The Politically Incorrect Guide to English and American Literature is a 2006 book by Elizabeth Kantor. It is the sixth book in Regnery Publishing's Politically Incorrect Guide series.

==Background==
Kantor argues that the study of literature in universities today is distorted by theories - developed in the 1960s at Yale and expanding through the 1970s and 1980s - that are aimed at attacking western civilization and Christianity for their alleged racism and sexism. This critical theory is believed by Kantor to have caused professors to replace the well-established literary canon with politically correct literature such as Margaret Atwood's The Handmaid's Tale (1985), the works of Toni Morrison and Dan Brown, or with theories such as Marxism and Freudianism.

==Summary==
The main body of The Politically Incorrect Guide to English and American Literature, however, is focused upon an overview of the classic canon of English literature extending from Beowulf to Evelyn Waugh. There is another chapter after this discussing American literature from Nathaniel Hawthorne to Flannery O'Connor. Each chapter has:

1. a list of literature the author says serious students "must not miss"
2. boxed tests discussing "What PC professors don't want you to learn from..." (various authors)

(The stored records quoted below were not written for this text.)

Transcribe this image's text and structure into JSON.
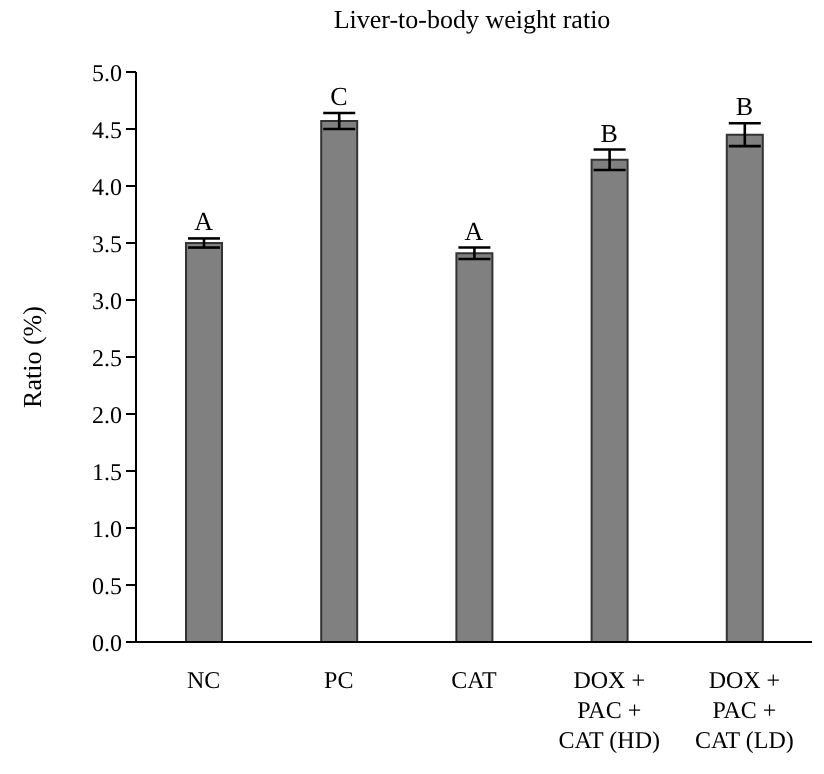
{
  "chart_data": {
    "type": "bar",
    "title": "Liver-to-body weight ratio",
    "ylabel": "Ratio (%)",
    "categories": [
      "NC",
      "PC",
      "CAT",
      "DOX +\nPAC +\nCAT (HD)",
      "DOX +\nPAC +\nCAT (LD)"
    ],
    "values": [
      3.5,
      4.57,
      3.41,
      4.23,
      4.45
    ],
    "errors": [
      0.04,
      0.07,
      0.05,
      0.09,
      0.1
    ],
    "color": "#808080",
    "ylim": [
      0,
      5
    ],
    "yticks": [
      {
        "value": 0,
        "label": "0.0"
      },
      0.5,
      {
        "value": 1,
        "label": "1.0"
      },
      1.5,
      {
        "value": 2,
        "label": "2.0"
      },
      2.5,
      {
        "value": 3,
        "label": "3.0"
      },
      3.5,
      {
        "value": 4,
        "label": "4.0"
      },
      4.5,
      {
        "value": 5,
        "label": "5.0"
      }
    ],
    "annotations": [
      {
        "text": "A",
        "x": "NC",
        "y": 3.54
      },
      {
        "text": "C",
        "x": "PC",
        "y": 4.64
      },
      {
        "text": "A",
        "x": "CAT",
        "y": 3.46
      },
      {
        "text": "B",
        "x": "DOX +\nPAC +\nCAT (HD)",
        "y": 4.32
      },
      {
        "text": "B",
        "x": "DOX +\nPAC +\nCAT (LD)",
        "y": 4.55
      }
    ],
    "grid": false,
    "legend": false
  }
}
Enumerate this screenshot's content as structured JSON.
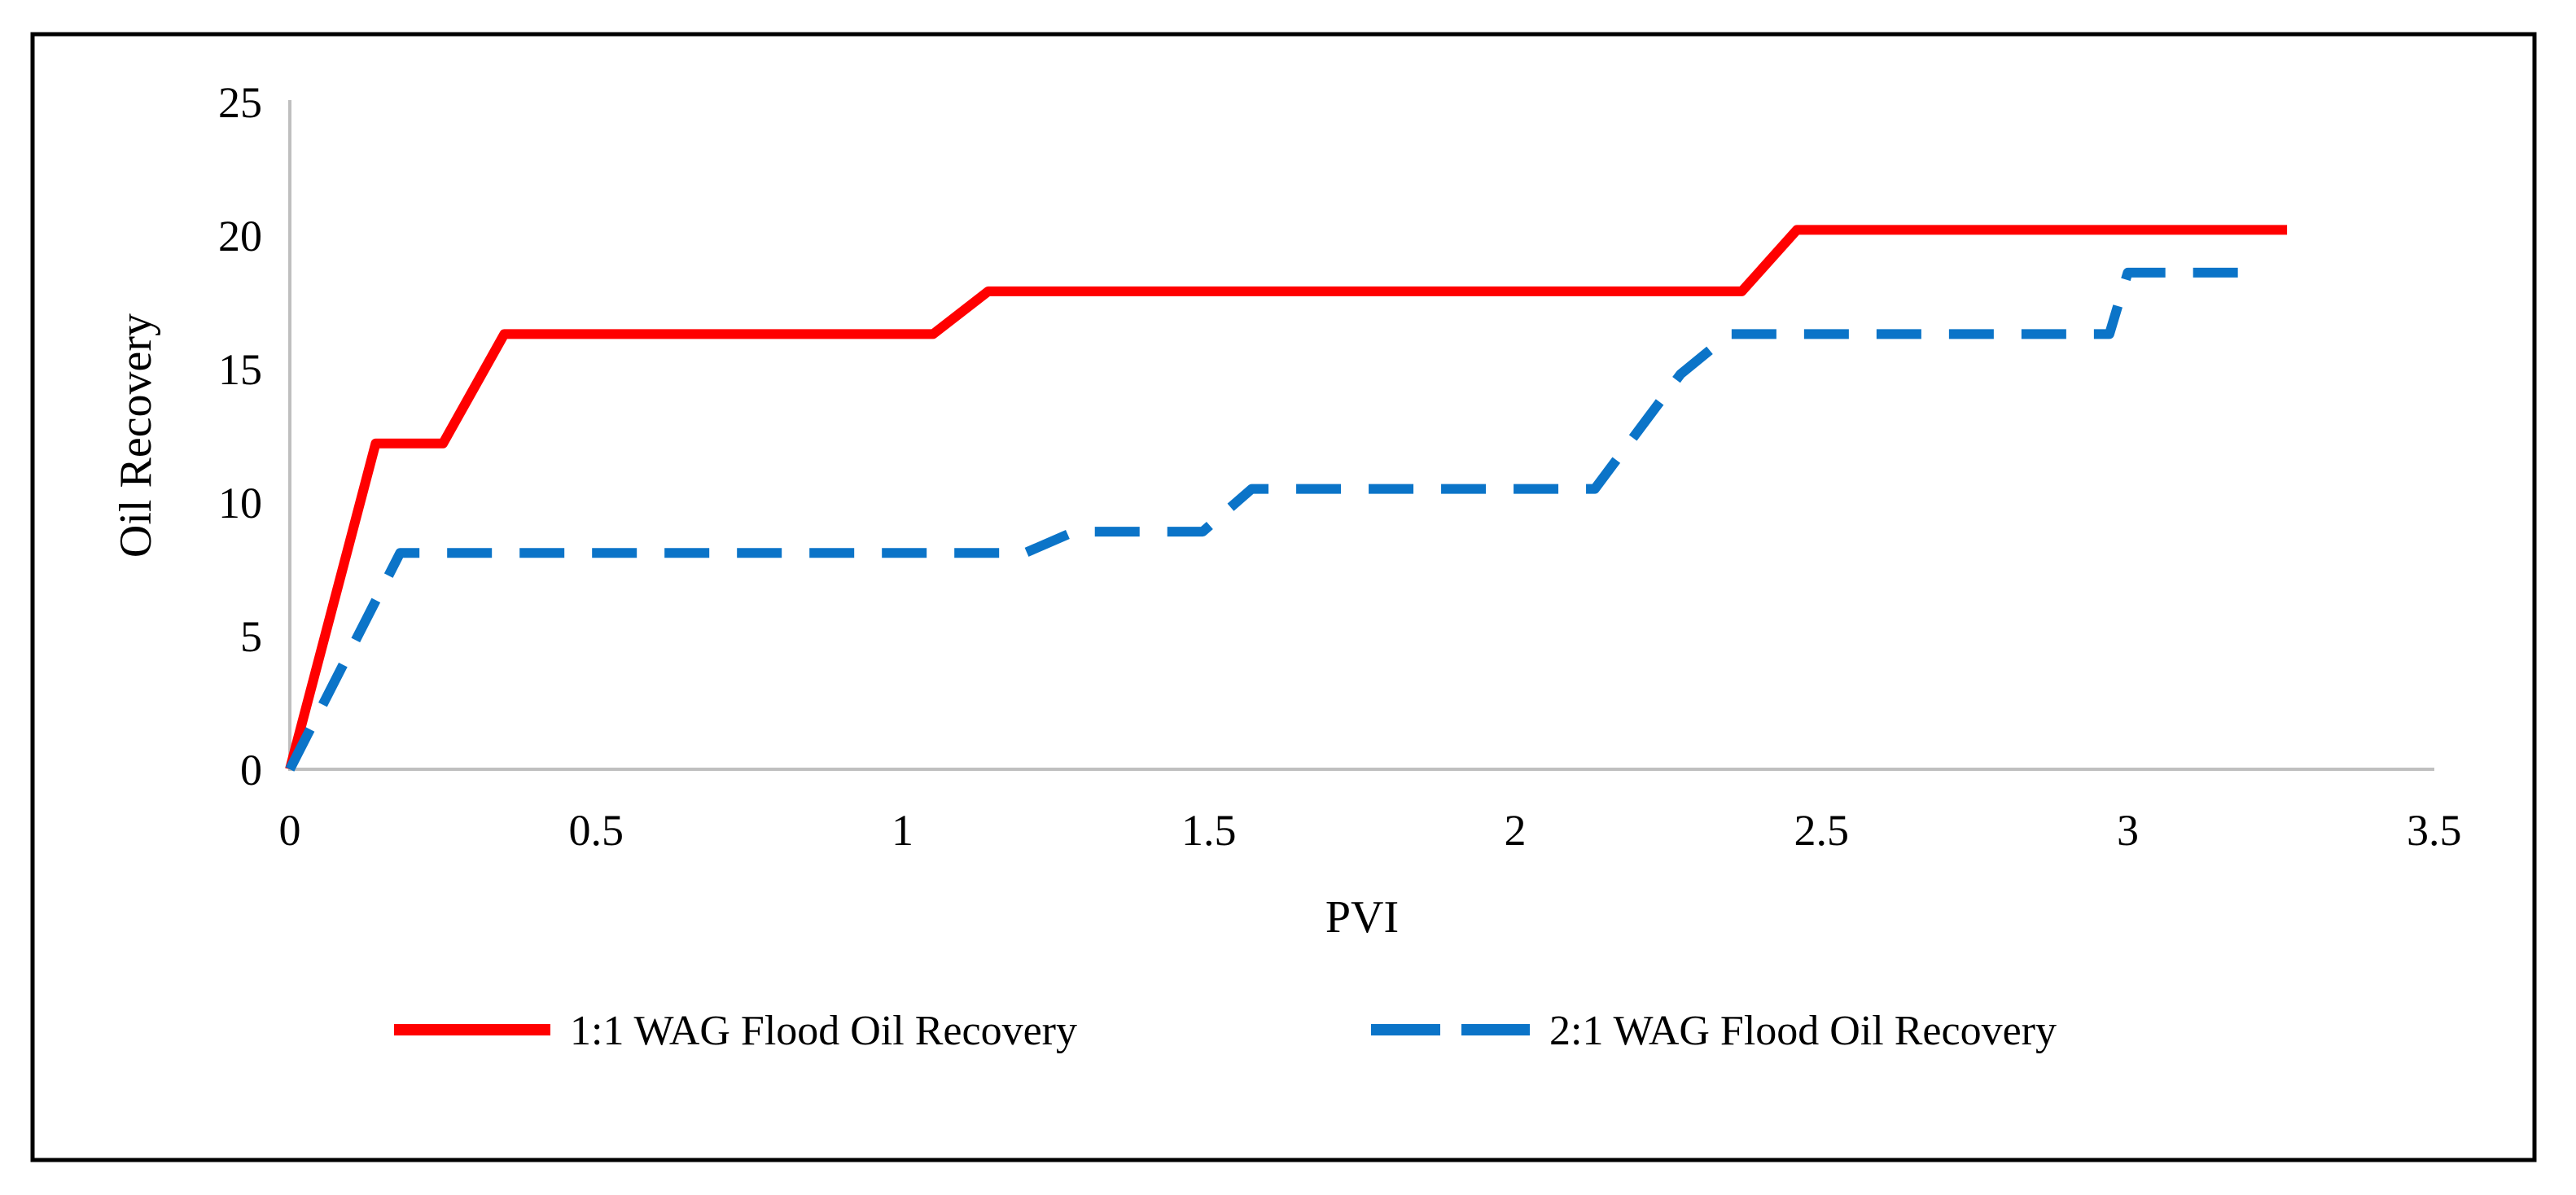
{
  "chart_data": {
    "type": "line",
    "title": "",
    "xlabel": "PVI",
    "ylabel": "Oil Recovery",
    "xlim": [
      0,
      3.5
    ],
    "ylim": [
      0,
      25
    ],
    "x_ticks": [
      0,
      0.5,
      1,
      1.5,
      2,
      2.5,
      3,
      3.5
    ],
    "x_tick_labels": [
      "0",
      "0.5",
      "1",
      "1.5",
      "2",
      "2.5",
      "3",
      "3.5"
    ],
    "y_ticks": [
      0,
      5,
      10,
      15,
      20,
      25
    ],
    "y_tick_labels": [
      "0",
      "5",
      "10",
      "15",
      "20",
      "25"
    ],
    "grid": false,
    "legend_position": "bottom-center",
    "axis_color": "#bfbfbf",
    "frame_color": "#000000",
    "text_color": "#000000",
    "series": [
      {
        "name": "1:1 WAG Flood Oil Recovery",
        "color": "#ff0000",
        "style": "solid",
        "points": [
          [
            0,
            0
          ],
          [
            0.14,
            12.2
          ],
          [
            0.25,
            12.2
          ],
          [
            0.35,
            16.3
          ],
          [
            1.05,
            16.3
          ],
          [
            1.14,
            17.9
          ],
          [
            2.37,
            17.9
          ],
          [
            2.46,
            20.2
          ],
          [
            3.26,
            20.2
          ]
        ]
      },
      {
        "name": "2:1 WAG Flood Oil Recovery",
        "color": "#0b74c8",
        "style": "dashed",
        "points": [
          [
            0,
            0
          ],
          [
            0.18,
            8.1
          ],
          [
            1.2,
            8.1
          ],
          [
            1.28,
            8.9
          ],
          [
            1.49,
            8.9
          ],
          [
            1.57,
            10.5
          ],
          [
            2.13,
            10.5
          ],
          [
            2.27,
            14.8
          ],
          [
            2.35,
            16.3
          ],
          [
            2.97,
            16.3
          ],
          [
            3.0,
            18.6
          ],
          [
            3.18,
            18.6
          ]
        ]
      }
    ]
  }
}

Along with these are a list of important themes to the classic canon of English literature, together with explanations why politically correct literature professors do not want their students to learn. In the opinion of Kantor, these politically correct professors want to make sure students learn to despise western civilization and Christianity so that they are unable to reconsider the positions they acquire on classic literature after finishing their courses. Kantor believes that this is likely to help accelerate the decline of western civilization and its replacement with a very different culture which she believes will be much worse for everybody.